Adding f16 as Dtype #696

coreylowman · 2023-04-11T19:32:10Z

Resolves #423

coreylowman · 2023-04-11T19:32:34Z

FYI @opfromthestart @nkoppel If you guys want to work on this, you can open PRs into this feature branch

* Begin working on f16 cuda kernels * Prevent compilation for incompatible test features

Cargo.toml

src/lib.rs

coreylowman · 2023-04-20T18:15:22Z

I'm wondering if we should enforce f16/bf16 tests passing. There's particular tests where I just don't think it'll have the accuracy required to pass the tests, or we need a way to reduce the tolerance even more.

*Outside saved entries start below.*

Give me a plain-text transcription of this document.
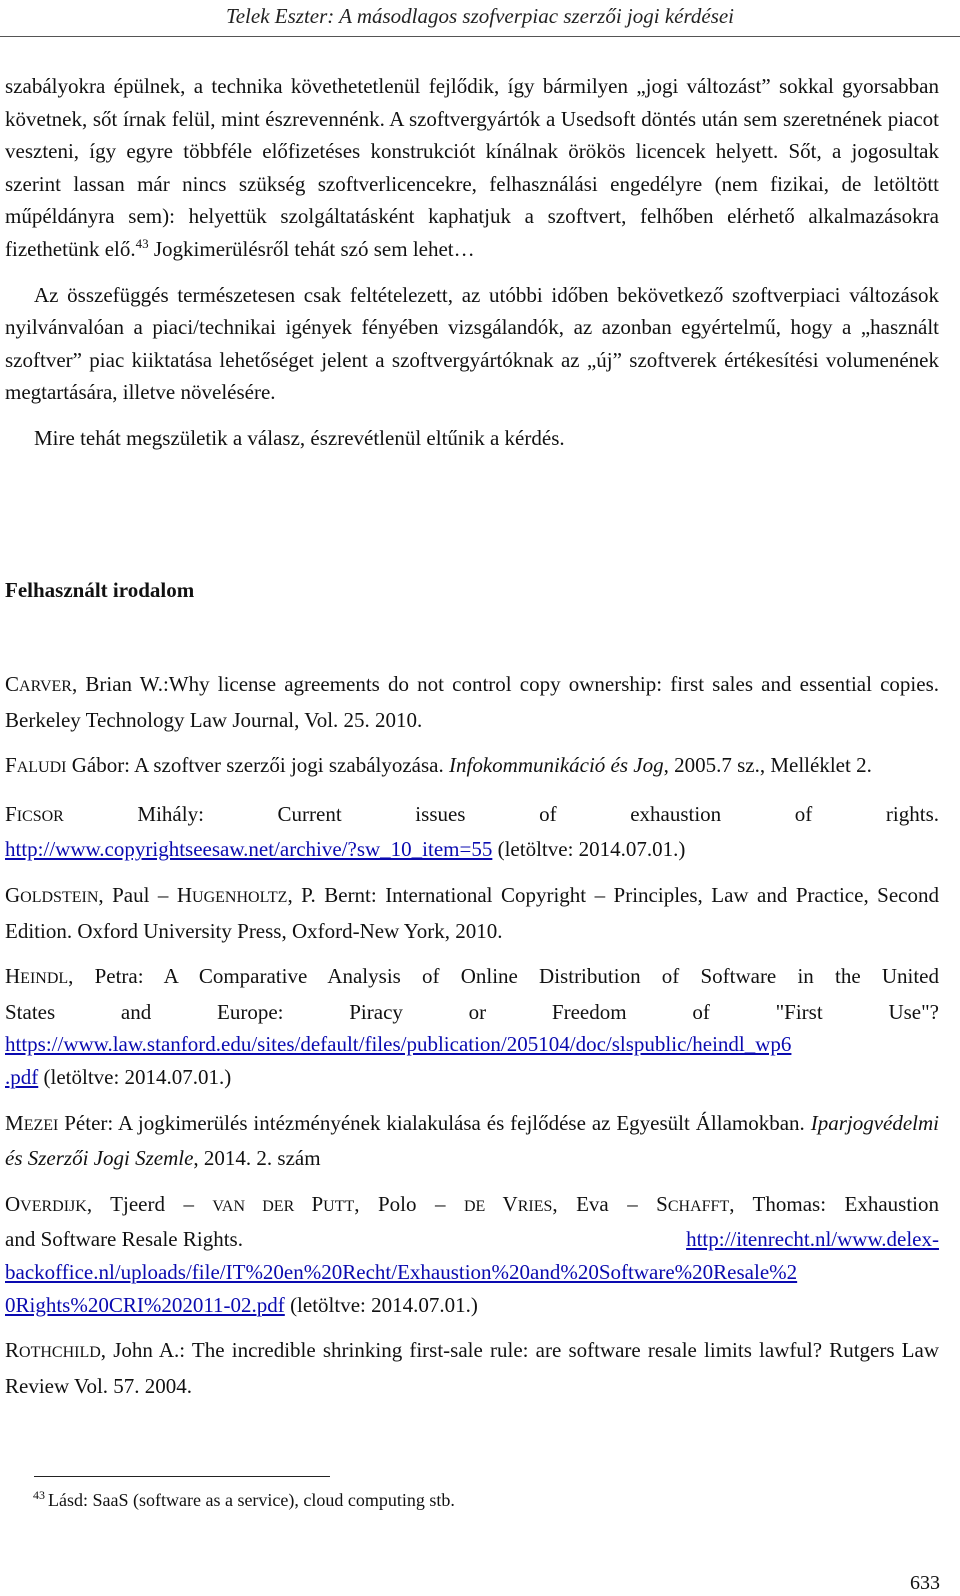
Telek Eszter: A másodlagos szofverpiac szerzői jogi kérdései

szabályokra épülnek, a technika követhetetlenül fejlődik, így bármilyen „jogi változást” sokkal gyorsabban követnek, sőt írnak felül, mint észrevennénk. A szoftvergyártók a Usedsoft döntés után sem szeretnének piacot veszteni, így egyre többféle előfizetéses konstrukciót kínálnak örökös licencek helyett. Sőt, a jogosultak szerint lassan már nincs szükség szoftverlicencekre, felhasználási engedélyre (nem fizikai, de letöltött műpéldányra sem): helyettük szolgáltatásként kaphatjuk a szoftvert, felhőben elérhető alkalmazásokra fizethetünk elő.$^{43}$ Jogkimerülésről tehát szó sem lehet…

Az összefüggés természetesen csak feltételezett, az utóbbi időben bekövetkező szoftverpiaci változások nyilvánvalóan a piaci/technikai igények fényében vizsgálandók, az azonban egyértelmű, hogy a „használt szoftver” piac kiiktatása lehetőséget jelent a szoftvergyártóknak az „új” szoftverek értékesítési volumenének megtartására, illetve növelésére.

Mire tehát megszületik a válasz, észrevétlenül eltűnik a kérdés.

Felhasznált irodalom

CARVER, Brian W.:Why license agreements do not control copy ownership: first sales and essential copies. Berkeley Technology Law Journal, Vol. 25. 2010.

FALUDI Gábor: A szoftver szerzői jogi szabályozása. Infokommunikáció és Jog, 2005.7 sz., Melléklet 2.

FICSOR Mihály: Current issues of exhaustion of rights.
http://www.copyrightseesaw.net/archive/?sw_10_item=55 (letöltve: 2014.07.01.)

GOLDSTEIN, Paul – HUGENHOLTZ, P. Bernt: International Copyright – Principles, Law and Practice, Second Edition. Oxford University Press, Oxford-New York, 2010.

HEINDL, Petra: A Comparative Analysis of Online Distribution of Software in the United
States and Europe: Piracy or Freedom of "First Use"?
https://www.law.stanford.edu/sites/default/files/publication/205104/doc/slspublic/heindl_wp6
.pdf (letöltve: 2014.07.01.)

MEZEI Péter: A jogkimerülés intézményének kialakulása és fejlődése az Egyesült Államokban. Iparjogvédelmi és Szerzői Jogi Szemle, 2014. 2. szám

OVERDIJK, Tjeerd – VAN DER PUTT, Polo – DE VRIES, Eva – SCHAFFT, Thomas: Exhaustion
and Software Resale Rights.	http://itenrecht.nl/www.delex-
backoffice.nl/uploads/file/IT%20en%20Recht/Exhaustion%20and%20Software%20Resale%2
0Rights%20CRI%202011-02.pdf (letöltve: 2014.07.01.)

ROTHCHILD, John A.: The incredible shrinking first-sale rule: are software resale limits lawful? Rutgers Law Review Vol. 57. 2004.

$^{43}$ Lásd: SaaS (software as a service), cloud computing stb.
633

Here are the current failing t ests for f16:

    losses::tests::test_hard_crossentropy
    nn::batchnorm1d::tests::test_batchnorm1d_2d_forward_mut
    nn::batchnorm2d::tests::test_batchnorm2d_4d_forward_mut
    nn::linear::tests::test_forward_1d
    nn::linear::tests::test_linear_initialize
    nn::residual::tests::test_residual_gradients
    nn::unbiased_linear::tests::test_forward_1d
    optim::adam::tests::test_adam_decoupled_decay
    optim::adam::tests::test_custom_adam_one_params
    optim::adam::tests::test_default_adam_params
    tensor_ops::matmul::tests::test_matmul_vec_normal
    tensor_ops::matmul::tests::test_matmul_vec_transpose
    tensor_ops::matmul::tests::test_small_matmul_mm
    tensor_ops::max_to::tests::test_max_axis_0_2d
    tensor_ops::mean_to::tests::test_mean_axis_0_2d
    tensor_ops::pool2d::tests::test_pool2d_3d_max2d
    tensor_ops::sum_to::tests::test_sum_axes_3d_to_1d
    tensor_ops::sum_to::tests::test_sum_broadcasted
    tensor_ops::upscale2d::tests::test_bilinear_upscale2d_batched
    tensor_ops::upscale2d::tests::test_upscale2d_bilinear_even
    tensor_ops::upscale2d::tests::test_upscale2d_bilinear_uneven
    tensor_ops::upscale2d::tests::test_upscale2d_nearest_uneven

ViliamVadocz · 2023-04-26T17:45:56Z

I made a few more tests pass with some fixes: 254 passed; 103 failed.
How many tests are expected to pass?

EDIT: Now up to 255 passed; 102 failed.

coreylowman · 2023-04-26T19:37:41Z

On compute_cap 86 I'm only getting 8 failures

coreylowman · 2023-04-26T19:55:39Z

They are likely failing because sum is failing. I'm running cargo +nightly test --tests -F test-f16,cuda sum to run juts the sum tests

ViliamVadocz · 2023-04-26T20:08:41Z

In that case I'll just implement the atomicAdd directly instead of fiddling around with atomicCAS. It does mean that compatibility code will leech into the min_to and max_to files since they also use atomicCAS on shorts.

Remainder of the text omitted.